Tasting real chocolate for the first time On my first visit to Upala, I did a single-origin chocolate tasting for the Upala farmers and families and students from the local high school. I brought fine quality chocolate from other nations as well as two samples from Costa Rica. They had never tasted the end product. The farmers peppered me with questions about proper fermentation, fair trade, and prices for organic beans. They were engaged, enthusiastic and I knew that I could help make a difference in Upala.

I brought a box of my truffles for my host family that July. Marina carefully held onto it, refrigerating it for five months, then slicing it into small pieces for her eight children and extended family to share on New Year’s Day. It made me so aware of the disparities in our lives and wanting to do more.

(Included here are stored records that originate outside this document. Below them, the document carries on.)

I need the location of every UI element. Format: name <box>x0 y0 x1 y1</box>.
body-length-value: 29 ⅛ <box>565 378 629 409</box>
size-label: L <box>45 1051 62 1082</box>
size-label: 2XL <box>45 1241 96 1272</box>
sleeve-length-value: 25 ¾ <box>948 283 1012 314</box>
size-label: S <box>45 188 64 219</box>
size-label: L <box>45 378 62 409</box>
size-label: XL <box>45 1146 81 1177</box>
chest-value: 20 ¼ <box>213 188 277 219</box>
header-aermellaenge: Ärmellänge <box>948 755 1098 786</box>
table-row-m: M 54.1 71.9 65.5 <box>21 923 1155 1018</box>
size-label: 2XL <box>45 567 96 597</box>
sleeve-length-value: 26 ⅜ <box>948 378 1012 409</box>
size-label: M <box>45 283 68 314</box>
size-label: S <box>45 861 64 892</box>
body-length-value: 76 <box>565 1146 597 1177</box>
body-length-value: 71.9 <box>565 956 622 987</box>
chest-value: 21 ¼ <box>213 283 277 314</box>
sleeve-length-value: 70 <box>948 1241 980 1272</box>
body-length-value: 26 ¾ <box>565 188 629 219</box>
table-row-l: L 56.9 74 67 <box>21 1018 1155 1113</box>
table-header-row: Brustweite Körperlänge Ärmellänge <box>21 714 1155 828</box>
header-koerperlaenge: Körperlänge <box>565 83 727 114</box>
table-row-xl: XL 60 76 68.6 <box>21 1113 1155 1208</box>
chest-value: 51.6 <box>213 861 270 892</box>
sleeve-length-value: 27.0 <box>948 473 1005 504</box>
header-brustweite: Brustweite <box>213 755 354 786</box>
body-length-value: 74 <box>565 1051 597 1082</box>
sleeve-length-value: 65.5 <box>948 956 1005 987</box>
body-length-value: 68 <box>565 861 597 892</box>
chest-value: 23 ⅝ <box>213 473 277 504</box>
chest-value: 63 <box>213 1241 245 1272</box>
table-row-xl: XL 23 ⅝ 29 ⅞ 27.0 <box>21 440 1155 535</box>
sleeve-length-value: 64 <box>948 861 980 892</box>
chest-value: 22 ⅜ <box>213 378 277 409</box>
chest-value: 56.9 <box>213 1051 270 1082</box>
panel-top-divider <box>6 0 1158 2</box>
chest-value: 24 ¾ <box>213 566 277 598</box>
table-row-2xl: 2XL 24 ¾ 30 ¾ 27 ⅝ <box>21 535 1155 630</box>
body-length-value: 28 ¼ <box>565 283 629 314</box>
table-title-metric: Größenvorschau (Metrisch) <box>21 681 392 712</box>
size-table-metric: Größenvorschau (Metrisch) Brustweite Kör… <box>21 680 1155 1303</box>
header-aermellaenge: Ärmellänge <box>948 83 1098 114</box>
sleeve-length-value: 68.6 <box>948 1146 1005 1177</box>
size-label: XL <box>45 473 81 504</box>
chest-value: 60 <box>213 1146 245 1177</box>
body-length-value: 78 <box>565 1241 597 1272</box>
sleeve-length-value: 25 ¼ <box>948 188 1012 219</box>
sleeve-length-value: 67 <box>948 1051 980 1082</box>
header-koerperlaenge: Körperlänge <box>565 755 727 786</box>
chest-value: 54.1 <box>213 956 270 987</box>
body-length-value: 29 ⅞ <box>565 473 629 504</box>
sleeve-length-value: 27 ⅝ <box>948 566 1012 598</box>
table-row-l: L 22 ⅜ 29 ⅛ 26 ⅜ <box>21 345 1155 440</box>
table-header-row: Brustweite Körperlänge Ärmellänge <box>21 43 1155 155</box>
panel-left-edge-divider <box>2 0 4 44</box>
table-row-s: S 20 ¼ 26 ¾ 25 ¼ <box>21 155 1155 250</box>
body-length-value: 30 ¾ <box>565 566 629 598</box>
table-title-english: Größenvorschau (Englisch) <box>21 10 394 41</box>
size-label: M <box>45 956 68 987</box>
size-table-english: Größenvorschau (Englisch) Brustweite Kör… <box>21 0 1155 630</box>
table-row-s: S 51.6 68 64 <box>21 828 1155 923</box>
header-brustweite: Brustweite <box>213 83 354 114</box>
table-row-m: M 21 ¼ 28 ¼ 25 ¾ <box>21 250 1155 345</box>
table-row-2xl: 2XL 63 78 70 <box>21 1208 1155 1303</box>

I returned to Upala twice in 2009. In January, I brought a tempering machine, bar molds and other equipment to conduct a workshop for what I thought would just be four of the women. When I arrived, there were 18 people waiting to learn to make chocolate, including Marina. They hope to be able to earn money making fine Costa Rican chocolates to sell to tourists.

On my most recent trip, in July, I conducted another workshop and chocolate tasting for the leaders of the Cooperative. Edwin made me a honorary member of the Cooperative. It’s a recognition that means a great deal to me.

A better way of life

As dark chocolate increases in popularity, larger chocolate manufacturers are increasingly interested in these farmers’ wonderful beans. There’s a potential to bring back a way of life that is good for all involved, not exploitative or damaging to the environment. Within 5 to 10 years, when the trees are productive, Costa Rica is going to be a hot market for cacao. What the farmers and their families do now will set the stage for better lives for their children and a strong new tradition of cacao.

Geovanny, Edwin and the many hard-working farmers of the Cooperative have become friends. As a newly minted member of their Cooperative, I’m tied to them in profound and lasting ways and share their goal of helping the cacao growers in Upala.

After my workshops, the women of Upala are trying to work out the logistics of making chocolate. It’s a hot, humid climate, making conditions difficult, but there are seeking out an air-conditioned place to work. I hope to help them in any way I can and will continue to return to Costa Rica, sharing my knowledge of the end product and its marketing. Both in Costa Rica and in the U.S., I’m passionate about helping women reach their potential—just as other women have helped me.

For the cacao growers of Upala, there is a growing realization that they have opportunities. They may be isolated, but there are connections to the world available to them. I will keep going back to Hugo’s farm and Upala, where I’ve met others who share my passion for chocolate and sustainable living. I’m proud to use their chocolate and be a small part of this renaissance.